We’re counting on active discussions in Discord from our community to help guide decision-making early on while we develop a more formalized framework to guide our voting. This is an experiment. We need your help to make it work. Join us at xToken Market.
xAAVE Balancer Pool
One extremely necessary but potentially vexing feature of Aave staking is that, to remove your funds, you need to first invoke a cooldown and then wait for a period of time (currently 10 days) before you’re able to unstake. For stakers to truly act as a backstop, a cooldown period is necessary. Otherwise, stakers would flee at the first sign of trouble.
But, from an investor experience perspective, this is sub-optimal. DeFi moves fast. People want access to their capital now. Part of the value proposition of xAAVE is that investors get instant liquidity. The contract holds a target 5% of capital unstaked and available for redemptions. However, if some market turbulence causes a rush to the exits and that 5% of exit liquidity is exhausted, it’s crucial that there be secondary liquidity available for investors to enter and exit positions.

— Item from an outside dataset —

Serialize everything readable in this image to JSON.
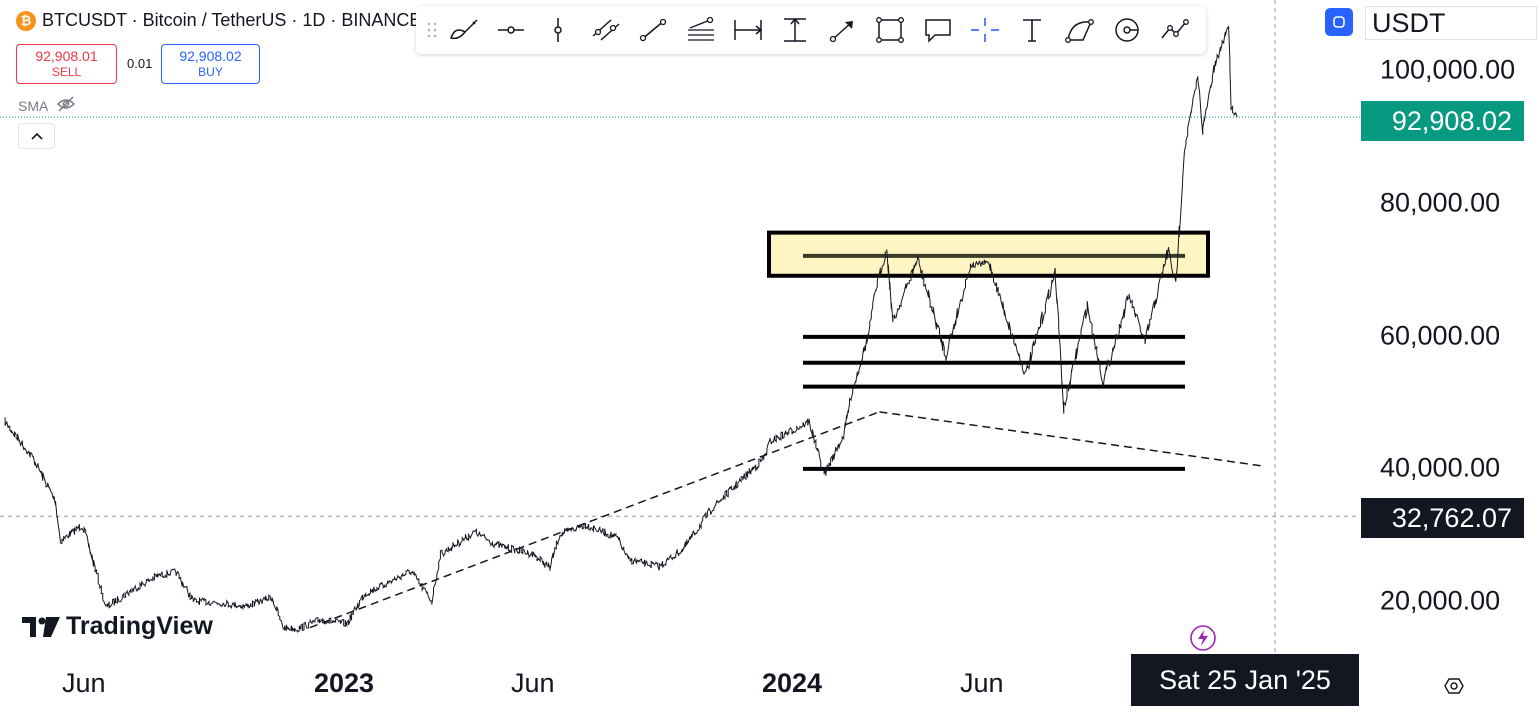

That’s why we’re excited to introduce our xAAVE Balancer pools. Both xAAVEa and xAAVEb can now be traded on their respective 50/25/25 xAAVE/ETH/AAVE Balancer pools. We envision these Balancer pools eventually becoming the primary medium of exchange for xAAVE and we hope you’ll consider staking your liquidity.
- xAAVE has been audited by CertiK. No significant issues found.
- Both xAAVE instances are deployed behind a custom 2-of-3 multisig proxy. xToken holds one key and two Aave stakeholders hold the others. xToken is the only key that can propose an upgrade but no change can be confirmed without approval from one of the external signers.